El digno caballero apartó a un lado las cortinas, con mano trémula y el pesar reflejado en su rostro. Sobrecogida al descubrir la emoción que la embargaba, Laurana se asomó... y se quedó sin aliento. El sol se ocultaba tras las nevadas montañas, tiñendo el cielo de rojo y púrpura. Los vibrantes colores del incipiente crepúsculo reverberaban sobre los albos edificios de Palanthas al capturar su luz el raro y translúcido mármol, que con tanta profusión adornaba sus fachadas. Laurana nunca había imaginado que semejante belleza pudiera existir en el mundo de los humanos, rivalizando con su amada Qualinesti.

Pronto atrajo su mirada un espacio umbrío en la perlífera y radiante perspectiva, creado por una solitaria Torre que se elevaba hacia el cielo. Tan alta era que, aunque el palacio se hallaba construido en una colina, su cúspide apenas estaba por debajo de la ventana desde donde ahora la contemplaba. Toda ella de mármol negro, se destacaba en nítido contraste con el níveo mármol de las casas adyacentes. Pensó que, acaso en un tiempo remoto, varios minaretes debieron conferir especial realce a su superficie, mas ahora sus cuerpos aparecían mutilados y en total abandono. Unas oscuras ventanas, semejantes a cuencas oculares vacías, miraban amenazadoras al mundo. Rodeaba la mole una valla, también negra, y Laurana vio que algo revoloteaba en su cancela. Creyó al principio que se trataba de un pájaro inmenso atrapado entre sus rejas, pues se le antojó un ser vivo, pero, cuando se disponía a atraer la atención del Señor de Palanthas sobre la criatura, éste corrió los cortinajes con un escalofrío.

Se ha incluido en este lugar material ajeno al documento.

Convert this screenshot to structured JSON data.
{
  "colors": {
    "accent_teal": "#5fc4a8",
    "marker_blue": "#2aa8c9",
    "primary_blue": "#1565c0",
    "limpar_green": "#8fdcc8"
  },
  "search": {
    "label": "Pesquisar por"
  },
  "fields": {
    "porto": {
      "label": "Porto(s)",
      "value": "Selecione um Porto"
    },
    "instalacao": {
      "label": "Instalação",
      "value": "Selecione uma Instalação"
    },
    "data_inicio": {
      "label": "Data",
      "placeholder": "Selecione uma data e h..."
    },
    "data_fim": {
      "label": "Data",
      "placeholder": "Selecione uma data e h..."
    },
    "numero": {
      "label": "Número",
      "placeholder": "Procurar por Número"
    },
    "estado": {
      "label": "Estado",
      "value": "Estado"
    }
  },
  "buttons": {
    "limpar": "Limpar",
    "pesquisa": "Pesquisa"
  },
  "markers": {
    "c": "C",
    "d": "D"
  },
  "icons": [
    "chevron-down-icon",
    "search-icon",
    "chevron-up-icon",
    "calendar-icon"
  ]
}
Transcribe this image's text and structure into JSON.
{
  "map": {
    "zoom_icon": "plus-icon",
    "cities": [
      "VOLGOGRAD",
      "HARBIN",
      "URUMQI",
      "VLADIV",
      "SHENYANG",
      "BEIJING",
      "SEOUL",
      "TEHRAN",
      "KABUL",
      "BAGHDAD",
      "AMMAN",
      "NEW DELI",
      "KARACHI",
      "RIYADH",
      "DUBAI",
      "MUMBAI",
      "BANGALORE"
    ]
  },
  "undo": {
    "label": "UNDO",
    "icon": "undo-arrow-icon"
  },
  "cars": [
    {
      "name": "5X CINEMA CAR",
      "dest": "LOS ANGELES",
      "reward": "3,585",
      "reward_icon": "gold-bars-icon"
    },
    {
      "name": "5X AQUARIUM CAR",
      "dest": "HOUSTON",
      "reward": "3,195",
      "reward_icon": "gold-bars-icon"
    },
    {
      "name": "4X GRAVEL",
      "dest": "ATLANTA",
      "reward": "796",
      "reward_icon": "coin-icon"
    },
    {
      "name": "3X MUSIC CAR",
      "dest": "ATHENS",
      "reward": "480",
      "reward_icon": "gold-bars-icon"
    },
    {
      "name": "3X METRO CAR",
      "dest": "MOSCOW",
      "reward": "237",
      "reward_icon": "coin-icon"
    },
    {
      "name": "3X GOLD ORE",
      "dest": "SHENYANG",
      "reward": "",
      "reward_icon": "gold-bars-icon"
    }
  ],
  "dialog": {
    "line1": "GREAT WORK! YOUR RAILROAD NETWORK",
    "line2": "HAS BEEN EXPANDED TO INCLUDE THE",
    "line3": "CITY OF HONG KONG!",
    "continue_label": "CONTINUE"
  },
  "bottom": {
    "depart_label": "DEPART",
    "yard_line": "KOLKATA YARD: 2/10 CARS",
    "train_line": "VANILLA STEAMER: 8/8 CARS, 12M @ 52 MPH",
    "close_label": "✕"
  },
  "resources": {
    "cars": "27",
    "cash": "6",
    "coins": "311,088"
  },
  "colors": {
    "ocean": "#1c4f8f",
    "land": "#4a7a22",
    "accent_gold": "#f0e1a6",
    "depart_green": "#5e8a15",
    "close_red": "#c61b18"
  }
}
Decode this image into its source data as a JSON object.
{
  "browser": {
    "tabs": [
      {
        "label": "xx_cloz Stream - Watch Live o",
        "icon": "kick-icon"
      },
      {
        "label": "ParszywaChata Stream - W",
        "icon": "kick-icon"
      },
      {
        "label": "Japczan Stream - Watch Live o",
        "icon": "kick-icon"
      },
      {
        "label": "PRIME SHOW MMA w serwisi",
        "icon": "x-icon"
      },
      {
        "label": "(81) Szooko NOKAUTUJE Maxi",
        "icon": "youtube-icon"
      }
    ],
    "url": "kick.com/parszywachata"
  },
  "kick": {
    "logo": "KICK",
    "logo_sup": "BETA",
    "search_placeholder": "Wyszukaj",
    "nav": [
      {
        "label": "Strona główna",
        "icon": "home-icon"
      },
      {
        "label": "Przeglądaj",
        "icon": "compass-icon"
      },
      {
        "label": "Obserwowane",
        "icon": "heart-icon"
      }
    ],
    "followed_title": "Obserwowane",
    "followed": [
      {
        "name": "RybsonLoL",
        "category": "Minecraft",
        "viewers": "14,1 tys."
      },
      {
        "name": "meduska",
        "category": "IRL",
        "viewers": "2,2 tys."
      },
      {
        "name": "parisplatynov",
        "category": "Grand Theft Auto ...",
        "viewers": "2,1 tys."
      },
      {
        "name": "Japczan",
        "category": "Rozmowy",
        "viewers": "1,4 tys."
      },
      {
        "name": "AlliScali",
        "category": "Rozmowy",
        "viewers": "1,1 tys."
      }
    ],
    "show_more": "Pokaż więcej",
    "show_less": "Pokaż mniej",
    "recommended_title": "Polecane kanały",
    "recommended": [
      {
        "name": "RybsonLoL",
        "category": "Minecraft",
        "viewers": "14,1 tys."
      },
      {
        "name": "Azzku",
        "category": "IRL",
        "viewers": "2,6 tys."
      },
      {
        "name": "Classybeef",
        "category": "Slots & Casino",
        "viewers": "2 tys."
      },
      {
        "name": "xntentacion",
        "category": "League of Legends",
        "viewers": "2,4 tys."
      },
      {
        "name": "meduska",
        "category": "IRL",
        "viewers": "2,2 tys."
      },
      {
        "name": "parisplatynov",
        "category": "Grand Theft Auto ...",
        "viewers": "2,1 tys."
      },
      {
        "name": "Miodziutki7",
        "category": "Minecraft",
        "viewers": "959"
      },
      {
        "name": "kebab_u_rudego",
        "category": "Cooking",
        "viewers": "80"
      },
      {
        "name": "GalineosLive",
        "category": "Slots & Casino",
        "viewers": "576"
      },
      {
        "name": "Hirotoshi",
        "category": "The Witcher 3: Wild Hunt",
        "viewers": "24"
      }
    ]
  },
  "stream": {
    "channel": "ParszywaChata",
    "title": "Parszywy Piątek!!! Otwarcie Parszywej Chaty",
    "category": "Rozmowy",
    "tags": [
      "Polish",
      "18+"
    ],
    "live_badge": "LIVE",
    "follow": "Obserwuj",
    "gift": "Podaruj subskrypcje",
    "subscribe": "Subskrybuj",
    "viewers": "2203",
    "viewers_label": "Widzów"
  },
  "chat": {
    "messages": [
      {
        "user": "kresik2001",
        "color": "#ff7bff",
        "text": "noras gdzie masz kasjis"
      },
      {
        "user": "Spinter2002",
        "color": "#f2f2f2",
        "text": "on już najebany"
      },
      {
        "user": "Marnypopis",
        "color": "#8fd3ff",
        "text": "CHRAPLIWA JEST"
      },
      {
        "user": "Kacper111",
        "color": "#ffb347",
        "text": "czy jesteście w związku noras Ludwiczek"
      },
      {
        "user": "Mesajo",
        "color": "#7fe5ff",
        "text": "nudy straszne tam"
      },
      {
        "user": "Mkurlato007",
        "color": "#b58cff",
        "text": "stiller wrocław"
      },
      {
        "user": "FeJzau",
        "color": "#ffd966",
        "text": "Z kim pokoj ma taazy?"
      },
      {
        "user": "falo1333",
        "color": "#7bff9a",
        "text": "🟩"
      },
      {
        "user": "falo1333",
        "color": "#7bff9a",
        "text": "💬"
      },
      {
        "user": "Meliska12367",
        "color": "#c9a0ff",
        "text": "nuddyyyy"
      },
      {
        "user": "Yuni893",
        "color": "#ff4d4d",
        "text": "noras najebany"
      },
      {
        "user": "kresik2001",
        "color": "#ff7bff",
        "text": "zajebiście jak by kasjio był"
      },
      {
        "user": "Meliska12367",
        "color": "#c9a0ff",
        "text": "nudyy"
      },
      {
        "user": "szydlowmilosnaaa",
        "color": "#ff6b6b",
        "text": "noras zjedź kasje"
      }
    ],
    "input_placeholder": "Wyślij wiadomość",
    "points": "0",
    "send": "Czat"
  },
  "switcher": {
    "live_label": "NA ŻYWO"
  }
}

—Lo lamento —se disculpó—. No puedo soportarlo. Y pensar que hemos convivido con ella durante siglos...

—A mí no me parece tan terrible —lo interrumpió Laurana con firmeza, evocando en su imaginación la figura de la Torre y la ciudad que la rodeaba—. Esta Torre confiere carácter al lugar. Es una urbe muy hermosa, pero en ocasiones su belleza es tan perfecta, tan fría, que deja uno de advertirla. —Mientras hablaba la muchacha se asomó a las otras ventanas, y se sintió tan embrujada como en el momento de su llegada a la monumental Palanthas—. Después de ver esa... esa oscura mácula, su magnificencia destaca en mi mente con nuevo vigor. No sé si me comprendes...

Quedaba patente por la atónita expresión de su rostro; que el dignatario no comprendía ni una palabra. Laurana suspiró, si bien no pudo reprimir una mirada de soslayo a aquellos cortinajes que ejercían sobre ella una extraña fascinación.